La educación superior es la medida principal contra el desempleo, con una tasa de empleo que difiere en 28 puntos entre unos y otros. Graduados terciarios también tienen más probabilidades de ser empleados a tiempo completo, concretamente un 74%. Pero no todo son los ingresos, ya que hay otros muchos factores que influyen en el nivel de calidad de vida.

Según una encuesta de la OCDE, las personas que han completado la educación superior no sólo obtienen mejores perspectivas de empleo y mayores ingresos, a esto hay que añadir mejor salud, mayores niveles de eficacia política y confianza en los demás, y mayor participación en actividades de voluntariado. Todo esto es clave para la felicidad y el bienestar.

nivel de vida

Datos de la OCDE muestran que en todos los países con datos disponibles, un joven con al menos un padre con educación terciaria tiene 4,5 veces más probabilidad de participar en la educación terciaria que el de uno cuyos padres tienen solo educación secundaria. Los famosos estudios PISA han demostrado que estos estudiantes tienden a lograr un rendimiento inferior al nivel de la escuela y pueden estar menos preparados para los estudios de educación superior.

Uno de los principales inconvenientes a la hora de optar a una educación superior es el dinero, a pesar de las ayudas o subvenciones que ofrecen los países.
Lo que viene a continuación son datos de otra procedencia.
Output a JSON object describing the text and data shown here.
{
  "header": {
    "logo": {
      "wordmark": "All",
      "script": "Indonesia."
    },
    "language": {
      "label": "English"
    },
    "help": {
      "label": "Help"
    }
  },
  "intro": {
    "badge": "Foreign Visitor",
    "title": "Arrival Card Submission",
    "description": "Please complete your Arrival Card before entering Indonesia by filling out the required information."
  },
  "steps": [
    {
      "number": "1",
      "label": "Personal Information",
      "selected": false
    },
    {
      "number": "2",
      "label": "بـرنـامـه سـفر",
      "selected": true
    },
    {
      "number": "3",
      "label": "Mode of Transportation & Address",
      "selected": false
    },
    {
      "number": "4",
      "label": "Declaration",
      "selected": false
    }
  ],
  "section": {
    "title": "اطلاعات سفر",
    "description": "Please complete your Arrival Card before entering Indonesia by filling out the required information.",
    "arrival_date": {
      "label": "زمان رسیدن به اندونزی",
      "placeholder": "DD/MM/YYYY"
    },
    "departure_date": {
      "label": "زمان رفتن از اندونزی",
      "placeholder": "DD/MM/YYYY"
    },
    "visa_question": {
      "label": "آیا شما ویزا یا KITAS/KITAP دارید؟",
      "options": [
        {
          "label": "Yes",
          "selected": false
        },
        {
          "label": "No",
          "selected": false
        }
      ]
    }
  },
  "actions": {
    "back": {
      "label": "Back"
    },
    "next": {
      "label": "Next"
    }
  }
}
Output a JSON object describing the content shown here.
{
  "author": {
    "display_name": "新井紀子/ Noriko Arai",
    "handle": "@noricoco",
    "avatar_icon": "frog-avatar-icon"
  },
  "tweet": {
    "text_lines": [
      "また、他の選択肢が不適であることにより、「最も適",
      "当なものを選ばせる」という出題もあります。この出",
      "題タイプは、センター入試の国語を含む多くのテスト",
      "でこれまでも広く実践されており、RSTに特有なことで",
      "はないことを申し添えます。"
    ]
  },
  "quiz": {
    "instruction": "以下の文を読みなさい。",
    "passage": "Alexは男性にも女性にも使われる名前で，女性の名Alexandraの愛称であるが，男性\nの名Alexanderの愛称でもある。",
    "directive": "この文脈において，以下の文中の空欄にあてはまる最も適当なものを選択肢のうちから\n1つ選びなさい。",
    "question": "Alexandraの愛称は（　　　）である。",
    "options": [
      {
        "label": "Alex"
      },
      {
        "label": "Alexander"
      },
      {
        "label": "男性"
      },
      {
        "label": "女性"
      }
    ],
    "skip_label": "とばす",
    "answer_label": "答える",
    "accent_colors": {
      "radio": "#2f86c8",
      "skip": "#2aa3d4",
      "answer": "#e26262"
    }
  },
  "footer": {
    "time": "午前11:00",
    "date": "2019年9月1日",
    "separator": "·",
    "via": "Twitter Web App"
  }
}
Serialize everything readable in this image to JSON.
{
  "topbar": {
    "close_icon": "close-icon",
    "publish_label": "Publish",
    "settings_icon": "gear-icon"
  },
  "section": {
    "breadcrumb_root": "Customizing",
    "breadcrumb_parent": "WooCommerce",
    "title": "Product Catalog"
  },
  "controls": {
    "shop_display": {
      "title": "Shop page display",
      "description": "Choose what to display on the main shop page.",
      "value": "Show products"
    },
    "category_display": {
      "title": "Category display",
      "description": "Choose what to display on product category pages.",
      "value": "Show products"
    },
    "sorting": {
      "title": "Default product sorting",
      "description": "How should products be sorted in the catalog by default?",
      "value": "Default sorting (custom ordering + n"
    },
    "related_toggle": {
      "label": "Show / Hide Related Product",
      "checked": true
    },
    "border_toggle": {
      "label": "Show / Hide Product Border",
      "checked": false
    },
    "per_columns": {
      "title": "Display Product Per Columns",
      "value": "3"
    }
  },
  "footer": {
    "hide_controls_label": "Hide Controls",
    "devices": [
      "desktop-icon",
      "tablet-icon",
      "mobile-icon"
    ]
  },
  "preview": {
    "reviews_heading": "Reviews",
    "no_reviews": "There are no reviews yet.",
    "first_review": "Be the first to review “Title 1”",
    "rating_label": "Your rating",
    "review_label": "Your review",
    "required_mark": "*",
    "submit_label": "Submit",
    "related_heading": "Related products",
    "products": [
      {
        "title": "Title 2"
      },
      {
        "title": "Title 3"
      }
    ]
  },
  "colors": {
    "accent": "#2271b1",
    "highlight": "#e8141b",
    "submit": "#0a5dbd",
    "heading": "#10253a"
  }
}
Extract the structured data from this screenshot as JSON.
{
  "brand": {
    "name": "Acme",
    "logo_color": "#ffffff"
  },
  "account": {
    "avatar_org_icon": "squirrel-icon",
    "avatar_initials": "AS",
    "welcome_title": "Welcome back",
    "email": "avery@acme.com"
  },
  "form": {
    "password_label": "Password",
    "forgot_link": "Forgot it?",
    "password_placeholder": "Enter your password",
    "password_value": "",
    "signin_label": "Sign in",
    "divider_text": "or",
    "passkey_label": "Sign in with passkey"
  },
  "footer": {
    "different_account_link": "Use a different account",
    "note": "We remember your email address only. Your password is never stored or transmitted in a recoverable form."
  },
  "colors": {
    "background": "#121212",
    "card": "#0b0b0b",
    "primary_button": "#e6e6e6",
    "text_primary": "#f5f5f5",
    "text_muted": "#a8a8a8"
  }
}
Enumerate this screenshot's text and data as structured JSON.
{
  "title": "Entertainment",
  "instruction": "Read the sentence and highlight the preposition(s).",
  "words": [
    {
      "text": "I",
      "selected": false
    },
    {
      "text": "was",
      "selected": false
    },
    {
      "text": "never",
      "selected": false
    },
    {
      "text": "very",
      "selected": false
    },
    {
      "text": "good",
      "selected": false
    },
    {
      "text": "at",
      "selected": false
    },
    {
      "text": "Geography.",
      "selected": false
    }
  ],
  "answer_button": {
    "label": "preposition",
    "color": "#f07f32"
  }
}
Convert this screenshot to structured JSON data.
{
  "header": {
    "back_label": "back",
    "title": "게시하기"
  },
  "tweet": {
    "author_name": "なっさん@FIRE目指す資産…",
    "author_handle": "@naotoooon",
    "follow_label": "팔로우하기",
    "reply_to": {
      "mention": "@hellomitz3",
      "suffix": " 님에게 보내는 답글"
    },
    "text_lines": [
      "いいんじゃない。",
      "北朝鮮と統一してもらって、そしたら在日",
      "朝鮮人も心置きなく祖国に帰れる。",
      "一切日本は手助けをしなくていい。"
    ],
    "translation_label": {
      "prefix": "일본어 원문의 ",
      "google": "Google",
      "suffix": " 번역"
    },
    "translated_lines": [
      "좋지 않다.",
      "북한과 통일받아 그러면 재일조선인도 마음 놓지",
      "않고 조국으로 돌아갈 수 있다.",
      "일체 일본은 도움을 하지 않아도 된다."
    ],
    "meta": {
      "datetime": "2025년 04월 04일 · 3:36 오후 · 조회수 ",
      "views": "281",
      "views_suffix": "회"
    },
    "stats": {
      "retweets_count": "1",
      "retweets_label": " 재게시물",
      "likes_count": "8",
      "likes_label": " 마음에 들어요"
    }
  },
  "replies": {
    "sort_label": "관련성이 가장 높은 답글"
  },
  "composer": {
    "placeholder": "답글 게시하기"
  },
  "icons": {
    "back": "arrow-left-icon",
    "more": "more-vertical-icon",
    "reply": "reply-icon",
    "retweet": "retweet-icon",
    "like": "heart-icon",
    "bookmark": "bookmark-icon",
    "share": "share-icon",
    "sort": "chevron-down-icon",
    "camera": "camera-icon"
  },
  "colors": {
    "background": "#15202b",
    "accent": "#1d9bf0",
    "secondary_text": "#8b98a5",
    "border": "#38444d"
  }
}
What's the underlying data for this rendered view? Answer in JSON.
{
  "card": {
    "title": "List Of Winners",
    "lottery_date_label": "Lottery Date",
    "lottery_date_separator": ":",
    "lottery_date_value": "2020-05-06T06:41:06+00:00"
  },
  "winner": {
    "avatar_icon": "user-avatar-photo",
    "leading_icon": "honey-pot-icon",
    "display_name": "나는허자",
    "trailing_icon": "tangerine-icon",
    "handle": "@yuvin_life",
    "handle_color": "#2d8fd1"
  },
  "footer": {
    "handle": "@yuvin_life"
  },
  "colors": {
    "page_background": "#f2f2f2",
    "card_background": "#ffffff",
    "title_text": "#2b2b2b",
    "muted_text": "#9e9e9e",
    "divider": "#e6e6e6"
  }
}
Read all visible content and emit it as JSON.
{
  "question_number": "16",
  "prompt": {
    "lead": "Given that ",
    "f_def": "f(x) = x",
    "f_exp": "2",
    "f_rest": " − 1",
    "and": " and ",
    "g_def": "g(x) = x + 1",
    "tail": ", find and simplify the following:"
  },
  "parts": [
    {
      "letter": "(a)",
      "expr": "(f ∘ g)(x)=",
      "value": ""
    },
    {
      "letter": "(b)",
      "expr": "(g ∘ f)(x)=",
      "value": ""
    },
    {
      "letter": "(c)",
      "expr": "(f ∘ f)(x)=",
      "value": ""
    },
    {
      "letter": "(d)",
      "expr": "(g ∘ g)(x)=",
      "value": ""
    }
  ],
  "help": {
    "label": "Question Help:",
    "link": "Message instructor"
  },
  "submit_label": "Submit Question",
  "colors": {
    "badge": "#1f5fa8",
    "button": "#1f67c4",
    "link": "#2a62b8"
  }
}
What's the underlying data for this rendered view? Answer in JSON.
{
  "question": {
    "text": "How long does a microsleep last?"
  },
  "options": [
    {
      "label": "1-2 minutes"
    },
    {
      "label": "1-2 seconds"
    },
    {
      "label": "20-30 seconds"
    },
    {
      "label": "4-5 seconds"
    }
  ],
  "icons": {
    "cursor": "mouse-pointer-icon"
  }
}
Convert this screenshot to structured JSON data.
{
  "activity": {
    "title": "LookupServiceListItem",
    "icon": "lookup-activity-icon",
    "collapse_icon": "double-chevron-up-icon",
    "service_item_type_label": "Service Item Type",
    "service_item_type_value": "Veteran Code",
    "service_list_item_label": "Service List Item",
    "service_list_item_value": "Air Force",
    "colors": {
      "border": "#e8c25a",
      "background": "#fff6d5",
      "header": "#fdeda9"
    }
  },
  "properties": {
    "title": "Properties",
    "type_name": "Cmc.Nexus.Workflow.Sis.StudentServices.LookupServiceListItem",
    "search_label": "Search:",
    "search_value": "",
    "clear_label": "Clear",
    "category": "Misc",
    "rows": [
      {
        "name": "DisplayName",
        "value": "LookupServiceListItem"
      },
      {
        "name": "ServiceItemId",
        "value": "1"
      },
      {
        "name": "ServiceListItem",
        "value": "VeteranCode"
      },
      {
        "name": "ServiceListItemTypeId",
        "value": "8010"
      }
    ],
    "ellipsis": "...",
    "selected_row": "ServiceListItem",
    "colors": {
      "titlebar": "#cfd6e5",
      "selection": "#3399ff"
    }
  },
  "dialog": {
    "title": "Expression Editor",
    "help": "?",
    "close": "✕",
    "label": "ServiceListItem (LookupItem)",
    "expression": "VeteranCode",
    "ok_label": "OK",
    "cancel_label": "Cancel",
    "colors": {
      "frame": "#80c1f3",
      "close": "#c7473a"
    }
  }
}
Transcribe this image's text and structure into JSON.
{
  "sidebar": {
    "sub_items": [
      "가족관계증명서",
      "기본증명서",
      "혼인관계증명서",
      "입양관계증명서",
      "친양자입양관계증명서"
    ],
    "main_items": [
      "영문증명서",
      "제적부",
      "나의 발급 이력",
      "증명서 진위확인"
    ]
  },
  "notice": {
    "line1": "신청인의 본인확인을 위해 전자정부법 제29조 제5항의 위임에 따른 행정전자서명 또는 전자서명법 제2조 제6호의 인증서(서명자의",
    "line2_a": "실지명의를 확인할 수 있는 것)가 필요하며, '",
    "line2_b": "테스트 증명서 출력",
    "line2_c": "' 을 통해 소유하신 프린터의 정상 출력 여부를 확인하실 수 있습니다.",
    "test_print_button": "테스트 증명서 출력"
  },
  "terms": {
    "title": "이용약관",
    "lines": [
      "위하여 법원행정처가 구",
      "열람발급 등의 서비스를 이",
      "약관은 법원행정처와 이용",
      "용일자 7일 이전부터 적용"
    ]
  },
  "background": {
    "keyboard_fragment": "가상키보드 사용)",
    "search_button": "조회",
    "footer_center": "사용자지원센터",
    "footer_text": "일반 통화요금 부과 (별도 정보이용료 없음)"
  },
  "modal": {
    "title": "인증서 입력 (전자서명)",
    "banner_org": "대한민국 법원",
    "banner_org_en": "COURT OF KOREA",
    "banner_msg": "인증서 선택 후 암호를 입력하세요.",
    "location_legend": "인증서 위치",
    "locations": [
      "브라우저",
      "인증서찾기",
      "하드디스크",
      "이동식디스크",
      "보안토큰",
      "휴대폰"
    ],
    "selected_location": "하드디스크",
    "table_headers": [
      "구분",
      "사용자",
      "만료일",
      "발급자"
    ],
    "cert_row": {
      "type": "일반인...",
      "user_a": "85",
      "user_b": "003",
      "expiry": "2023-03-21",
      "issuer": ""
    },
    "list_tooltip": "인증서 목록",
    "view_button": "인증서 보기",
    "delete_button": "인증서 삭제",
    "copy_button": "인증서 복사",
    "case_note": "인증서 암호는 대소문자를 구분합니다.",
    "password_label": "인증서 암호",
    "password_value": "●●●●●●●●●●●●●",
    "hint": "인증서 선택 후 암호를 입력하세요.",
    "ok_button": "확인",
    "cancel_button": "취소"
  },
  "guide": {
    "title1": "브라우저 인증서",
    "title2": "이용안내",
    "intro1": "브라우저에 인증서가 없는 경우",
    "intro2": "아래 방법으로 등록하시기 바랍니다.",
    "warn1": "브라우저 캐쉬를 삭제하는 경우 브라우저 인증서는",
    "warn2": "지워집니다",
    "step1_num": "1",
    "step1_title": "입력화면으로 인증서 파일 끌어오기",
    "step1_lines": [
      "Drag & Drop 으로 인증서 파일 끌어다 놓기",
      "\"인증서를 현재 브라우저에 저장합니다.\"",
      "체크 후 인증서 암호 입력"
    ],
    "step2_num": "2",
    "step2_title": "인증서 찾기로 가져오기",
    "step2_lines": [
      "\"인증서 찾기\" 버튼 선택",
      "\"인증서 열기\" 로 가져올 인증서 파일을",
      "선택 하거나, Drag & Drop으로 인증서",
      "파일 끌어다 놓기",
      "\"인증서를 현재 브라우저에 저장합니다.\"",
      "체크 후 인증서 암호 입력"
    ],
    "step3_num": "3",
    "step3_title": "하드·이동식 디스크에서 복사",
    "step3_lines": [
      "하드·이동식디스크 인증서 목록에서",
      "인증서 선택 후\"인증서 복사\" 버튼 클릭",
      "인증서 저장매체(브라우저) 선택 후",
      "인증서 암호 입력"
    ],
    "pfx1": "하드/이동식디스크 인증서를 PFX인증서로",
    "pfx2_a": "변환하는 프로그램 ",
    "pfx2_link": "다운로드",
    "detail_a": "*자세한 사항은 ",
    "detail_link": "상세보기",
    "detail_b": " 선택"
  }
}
A pesar de los últimos años de crisis, los beneficios de los estudios siguen siendo notables. Por eso la subida de tasas, y la posibilidad de que muchos estudiantes no puedan seguir sus estudios es un error, pues el estudio supone una herramienta básica para el crecimiento económico de un país. A largo plazo supondrá un aumento del nivel de vida, prosperidad económica, y un entorno mejor.